Designed by SfL+a Architects of Raleigh, the Aberdeen school building is oriented to make the greatest possible use of natural light. Individual thermostats in each classroom will regulate the geothermal system that will heat and cool the entire school.
“The (schools) all share the same thermal barrier, the same philosophy of approach: Decrease our operating costs and minimize our expenses,” Birath said. “We see how often the operating budget increases for us to accommodate increase in cost, so we try to minimize that throughout as best we can.”
Wooden trusses made of glued laminated timber, pound for pound stronger than steel, are already in place in the gymnasium and hallways. They’ll remain exposed as a nod to the livelihood many 19th-century Aberdeen residents eked out from the surrounding pine forests producing timber, turpentine, pine resin and tar.
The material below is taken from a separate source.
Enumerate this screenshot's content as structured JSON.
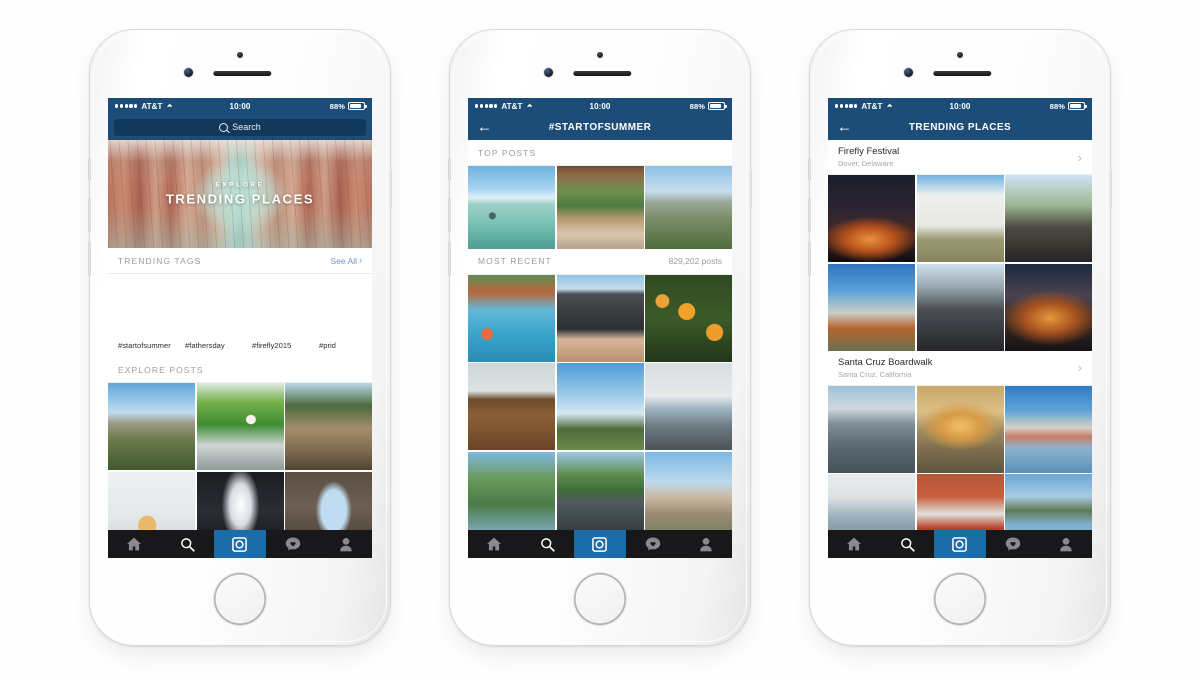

“It’s heavy-timber construction, which is sustainable, which will last the life of this building,” Birath said.
Off the Road
Aberdeen Town Commissioner Wilma Laney said that initially the school’s location did give her pause due to heavy traffic on N.C. 5. But she said that she’s satisfied with the school’s distance from the busy road.
“When you go up to Fayetteville, you see those schools right on the highway. Because Route 5 is a highway, you don’t think it’s going to be back this far, so right away I was happy about that,” she said.
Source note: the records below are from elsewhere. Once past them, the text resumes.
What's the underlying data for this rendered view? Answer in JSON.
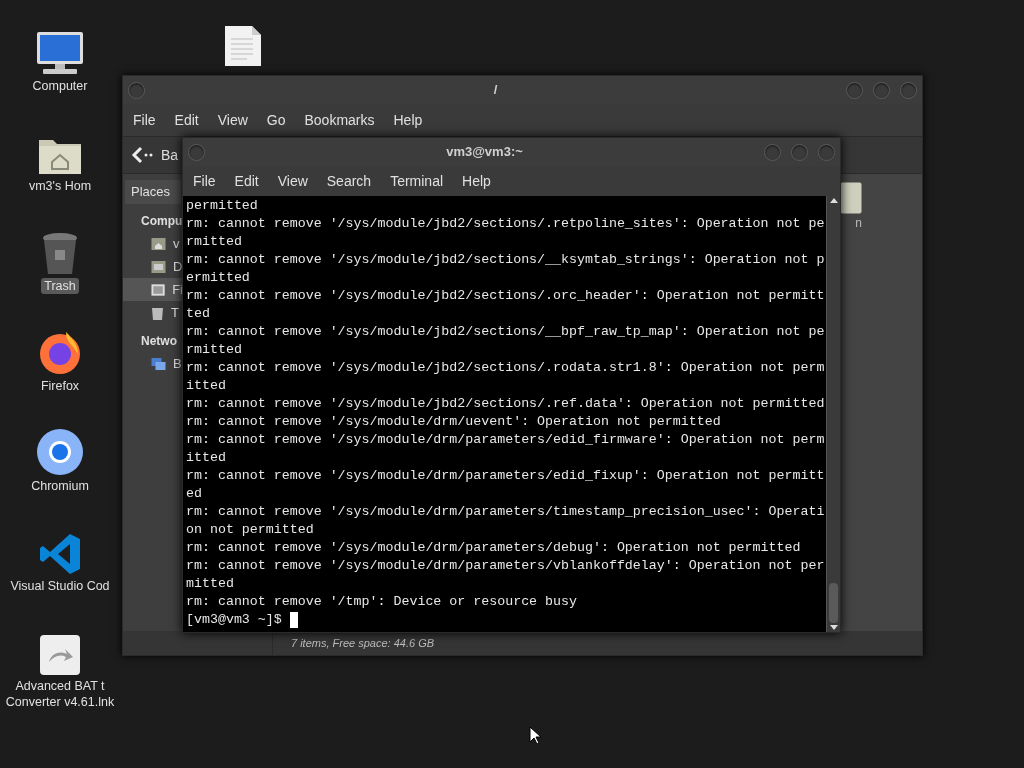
{
  "desktop_icons": [
    {
      "kind": "computer",
      "label": "Computer",
      "selected": false
    },
    {
      "kind": "home",
      "label": "vm3's Hom",
      "selected": false
    },
    {
      "kind": "trash",
      "label": "Trash",
      "selected": true
    },
    {
      "kind": "firefox",
      "label": "Firefox",
      "selected": false
    },
    {
      "kind": "chromium",
      "label": "Chromium",
      "selected": false
    },
    {
      "kind": "vscode",
      "label": "Visual Studio Cod",
      "selected": false
    },
    {
      "kind": "shortcut",
      "label": "Advanced BAT t\nConverter v4.61.lnk",
      "selected": false
    }
  ],
  "file_manager": {
    "title": "/",
    "menu": [
      "File",
      "Edit",
      "View",
      "Go",
      "Bookmarks",
      "Help"
    ],
    "back_button": "Ba",
    "sidebar_tab": "Places",
    "sections": [
      {
        "heading": "Compu",
        "items": [
          {
            "kind": "home",
            "label": "v",
            "selected": false
          },
          {
            "kind": "desktop",
            "label": "D",
            "selected": false
          },
          {
            "kind": "filesystem",
            "label": "Fi",
            "selected": true
          },
          {
            "kind": "trash",
            "label": "T",
            "selected": false
          }
        ]
      },
      {
        "heading": "Netwo",
        "items": [
          {
            "kind": "network",
            "label": "B",
            "selected": false
          }
        ]
      }
    ],
    "files": [
      {
        "label": "n"
      }
    ],
    "status": "7 items, Free space: 44.6 GB"
  },
  "terminal": {
    "title": "vm3@vm3:~",
    "menu": [
      "File",
      "Edit",
      "View",
      "Search",
      "Terminal",
      "Help"
    ],
    "lines": [
      "permitted",
      "rm: cannot remove '/sys/module/jbd2/sections/.retpoline_sites': Operation not pe",
      "rmitted",
      "rm: cannot remove '/sys/module/jbd2/sections/__ksymtab_strings': Operation not p",
      "ermitted",
      "rm: cannot remove '/sys/module/jbd2/sections/.orc_header': Operation not permitt",
      "ted",
      "rm: cannot remove '/sys/module/jbd2/sections/__bpf_raw_tp_map': Operation not pe",
      "rmitted",
      "rm: cannot remove '/sys/module/jbd2/sections/.rodata.str1.8': Operation not perm",
      "itted",
      "rm: cannot remove '/sys/module/jbd2/sections/.ref.data': Operation not permitted",
      "rm: cannot remove '/sys/module/drm/uevent': Operation not permitted",
      "rm: cannot remove '/sys/module/drm/parameters/edid_firmware': Operation not perm",
      "itted",
      "rm: cannot remove '/sys/module/drm/parameters/edid_fixup': Operation not permitt",
      "ed",
      "rm: cannot remove '/sys/module/drm/parameters/timestamp_precision_usec': Operati",
      "on not permitted",
      "rm: cannot remove '/sys/module/drm/parameters/debug': Operation not permitted",
      "rm: cannot remove '/sys/module/drm/parameters/vblankoffdelay': Operation not per",
      "mitted",
      "rm: cannot remove '/tmp': Device or resource busy"
    ],
    "prompt": "[vm3@vm3 ~]$ "
  }
}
By the time the school opens, turn lanes will be added on N.C. 5 for traffic coming from both directions.
Laney also said that she appreciated features like separate, fenced outdoor play areas for pre-kindergarten and kindergarten students, a half dozen resource rooms, and pair of large spaces for creative activities. In the event that the school’s enrollment exceeds its capacity, the school will have the option of converting those flexible spaces to classrooms rather than stationing modular classroom buildings outside the school.
“Even though we’ve talked about it, I still couldn’t picture it, but now I can and I can’t wait to see it once it’s completed,” she said. “It seems like it was very well-thought-out.”
The Moore County Board of Education is expected to resume the process of determining a name for the new Aberdeen, Southern Pines and Pinehurst schools this winter. Prospective names that the schools considered and gathered public input on earlier this year included Blue’s Crossing Elementary, Aberdeen Crossing Elementary, and simply retaining the Aberdeen Elementary name.